For two months running, individual and household loans have been registering an increase despite the wholesale and retail trade sectors holding the largest stock of outstanding private sector credit, Reserve Bank of Malawi (RBM) figures have shown.
Household loan is money borrowed by individuals, usually from banks or financial institutions. This includes mortgages, personal loans, student loans and consumer loans.
In its recently published May 2020 Monthly, RBM says during the month under review, household loans increased by K2.4 billion, following another increase of K14.5 billion in April.
This was before a decline of K5.5 billion registered in March, before the first confirmed case of the Covid-19 pandemic was reported on April 2 2020.
Reads the report in part: “During the month, all loan categories comprising individual and household loans, foreign currency denominated loans, commercial and industrial loans and mortgages recorded increases amounting to K2.4 billion, K2.1 billion, K1.6 billion and K1.5 billion, respectively.
“In terms of economic sectors, the monthly increase in private sector credit mainly emanated from community, social and personal services; agriculture, forestry, fishing and hunting and; financial services sectors which grew by K8.2 billion, K3.2 billion and K1.8 billion, respectively.”
Accordingly, the annual growth rate of private sector credit remained strong and was recorded at 18.6 percent in May 2020 comparing favourably to 18.9 percent and 13.5 percent registered in April 2020 and May 2019, respectively.
On a monthly basis, private sector credit rose by 2.5 percent (K13.8 billion) to K566.8 billion in the month of May 2020 as reflectedly the seasonal uptick in economic activity albeit somewhat subdued by the coronavirus pandemic.
The above notwithstanding, the wholesale and retail trade sector continued to hold the largest stock of the outstanding private sector credit at 22.4 percent, followed by the agriculture sector at 21.3 percent, community, social and personal services sector at 15.9 percent and Manufacturing at 15.0 percent.
Analysts say credit to the private sector continued to expand, partly supported by lower interest rates.
Meanwhile, RBM last week maintained the policy rate at 13.5 percent.
Consumer rights activist John Kapito observed earlier that the ongoing retrenchments and work-from-home programme as a result of the Covid-19 pandemic have had a huge impact on individual incomes following reduced economic activity.
“A huge number of people are now struggling to have two meals a day and the majority are either sacked or retrenched.
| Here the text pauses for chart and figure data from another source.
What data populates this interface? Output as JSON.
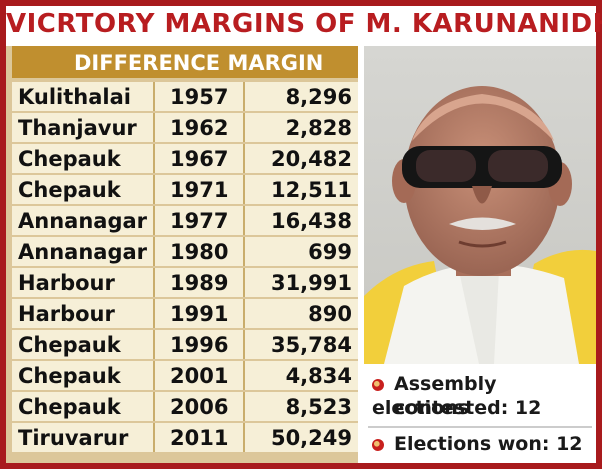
{
  "title": "VICRTORY MARGINS OF M. KARUNANIDHI",
  "table": {
    "header": "DIFFERENCE MARGIN",
    "rows": [
      {
        "place": "Kulithalai",
        "year": "1957",
        "margin": "8,296"
      },
      {
        "place": "Thanjavur",
        "year": "1962",
        "margin": "2,828"
      },
      {
        "place": "Chepauk",
        "year": "1967",
        "margin": "20,482"
      },
      {
        "place": "Chepauk",
        "year": "1971",
        "margin": "12,511"
      },
      {
        "place": "Annanagar",
        "year": "1977",
        "margin": "16,438"
      },
      {
        "place": "Annanagar",
        "year": "1980",
        "margin": "699"
      },
      {
        "place": "Harbour",
        "year": "1989",
        "margin": "31,991"
      },
      {
        "place": "Harbour",
        "year": "1991",
        "margin": "890"
      },
      {
        "place": "Chepauk",
        "year": "1996",
        "margin": "35,784"
      },
      {
        "place": "Chepauk",
        "year": "2001",
        "margin": "4,834"
      },
      {
        "place": "Chepauk",
        "year": "2006",
        "margin": "8,523"
      },
      {
        "place": "Tiruvarur",
        "year": "2011",
        "margin": "50,249"
      }
    ]
  },
  "info": {
    "assembly_line1": "Assembly elections",
    "assembly_line2": "contested: 12",
    "won": "Elections won: 12"
  },
  "colors": {
    "frame": "#a81a1d",
    "title": "#b81d20",
    "header_bg": "#c08f2f",
    "row_bg": "#f6efd7",
    "bullet": "#c8201e"
  }
}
With our borders closed, a lot are unable to carry out any cross-border trade and the big corporations are struggling with bank loans,” he said.
National Working Group on Trade chairperson Frederick Changaya stold Business News that private sector would have loved a policy rate reduction as it competes regionally with economies whose policy rates are single digit.
He said: “This makes export growth difficult. It even spoils import substitution effort. As a result, we can achieve sustainable and meaningful economic growth.
“But we can do with the maintained policy rate. I guess on the balance of things it is fair.”